Yeelen has frequently been called a work comparable to science fiction and, in an unneeded effort to elevate it, has been compared to the story of Oedipus. This has occurred in a number of exposŽs of this "ravishingly beautiful" film, as Sheila Benson characterizes it. (She also suggests that it is one of the great experiences of world cinema.) Nevertheless, and in that its analogies with the Star Wars trilogy are multiple and compelling, Yeelen would be well served if the film were to be classified as a fantasy. Comparing the American and African products will, then, assist us in identifying the genre orientation from which Yeelen emanates.
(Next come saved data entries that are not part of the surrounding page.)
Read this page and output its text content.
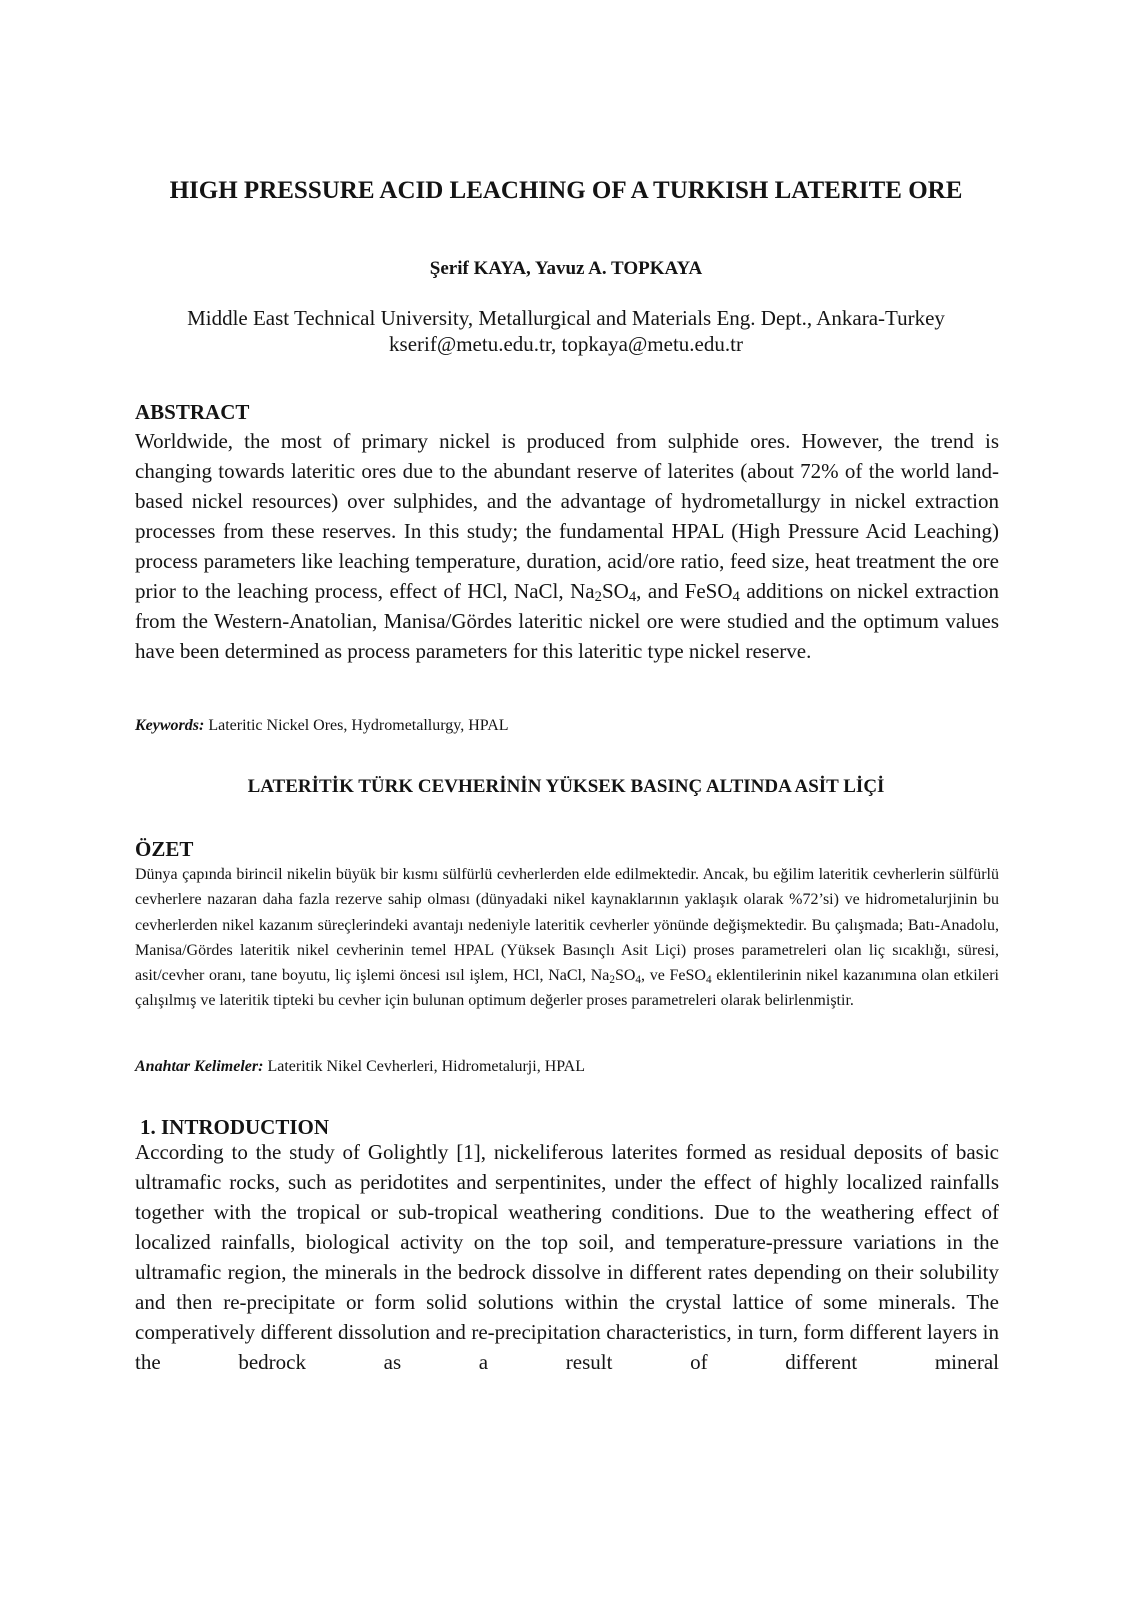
HIGH PRESSURE ACID LEACHING OF A TURKISH LATERITE ORE
Şerif KAYA, Yavuz A. TOPKAYA
Middle East Technical University, Metallurgical and Materials Eng. Dept., Ankara-Turkey
kserif@metu.edu.tr, topkaya@metu.edu.tr
ABSTRACT
Worldwide, the most of primary nickel is produced from sulphide ores. However, the trend is changing towards lateritic ores due to the abundant reserve of laterites (about 72% of the world land-based nickel resources) over sulphides, and the advantage of hydrometallurgy in nickel extraction processes from these reserves. In this study; the fundamental HPAL (High Pressure Acid Leaching) process parameters like leaching temperature, duration, acid/ore ratio, feed size, heat treatment the ore prior to the leaching process, effect of HCl, NaCl, $Na_2SO_4$, and FeSO$_4$ additions on nickel extraction from the Western-Anatolian, Manisa/Gördes lateritic nickel ore were studied and the optimum values have been determined as process parameters for this lateritic type nickel reserve.
Keywords: Lateritic Nickel Ores, Hydrometallurgy, HPAL
LATERİTİK TÜRK CEVHERİNİN YÜKSEK BASINÇ ALTINDA ASİT LİÇİ
ÖZET
Dünya çapında birincil nikelin büyük bir kısmı sülfürlü cevherlerden elde edilmektedir. Ancak, bu eğilim lateritik cevherlerin sülfürlü cevherlere nazaran daha fazla rezerve sahip olması (dünyadaki nikel kaynaklarının yaklaşık olarak %72’si) ve hidrometalurjinin bu cevherlerden nikel kazanım süreçlerindeki avantajı nedeniyle lateritik cevherler yönünde değişmektedir. Bu çalışmada; Batı-Anadolu, Manisa/Gördes lateritik nikel cevherinin temel HPAL (Yüksek Basınçlı Asit Liçi) proses parametreleri olan liç sıcaklığı, süresi, asit/cevher oranı, tane boyutu, liç işlemi öncesi ısıl işlem, HCl, NaCl, $Na_2SO_4$, ve FeSO$_4$ eklentilerinin nikel kazanımına olan etkileri çalışılmış ve lateritik tipteki bu cevher için bulunan optimum değerler proses parametreleri olarak belirlenmiştir.
Anahtar Kelimeler: Lateritik Nikel Cevherleri, Hidrometalurji, HPAL
1. INTRODUCTION
According to the study of Golightly [1], nickeliferous laterites formed as residual deposits of basic ultramafic rocks, such as peridotites and serpentinites, under the effect of highly localized rainfalls together with the tropical or sub-tropical weathering conditions. Due to the weathering effect of localized rainfalls, biological activity on the top soil, and temperature-pressure variations in the ultramafic region, the minerals in the bedrock dissolve in different rates depending on their solubility and then re-precipitate or form solid solutions within the crystal lattice of some minerals. The comperatively different dissolution and re-precipitation characteristics, in turn, form different layers in the bedrock as a result of different mineral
But most importantly—and this will be the central point of my essay—the African film seeks to do the impossible: i.e., to picture a postco-lonial nation (Mali) in a cinematic form as if the colonial phenomenon had never occurred; to transport the viewer backward through time, to a period in Classical Africa when African values, African culture, African spirituality and African languages prevailed. To do this, all evidence of the oppressor's superimposed language and lifestyle had to be suppressed to the maximum. This was not an easy feat in a country still influenced by French manners, as had been so ever since the arrival of the French in Mali in 1881-83. (It will be recalled that they colonized Mali from the vantage point of upper Senegal, which they had already conquered. Malian independence was gained in 1960.) For that matter, the film bears only a few signs of Islamic influence or presence—even though the Arabs reached Africa by 639 A.D. Significantly, it was the Bambara who put up the strongest resistance to Islam.

In any case, the oft-repeated referral of Yeelen to ancient Western literatures as an argument for the film's validation is not pertinent to my concern, and will therefore not be adjudicated here. Nevertheless, the convergence of hero concepts from different cultures will be a subsumed concern, both for its intrinsic interest and for its tie to the essential ironies inherent in the aesthetic pleasure the Westerner derives from Yeelen.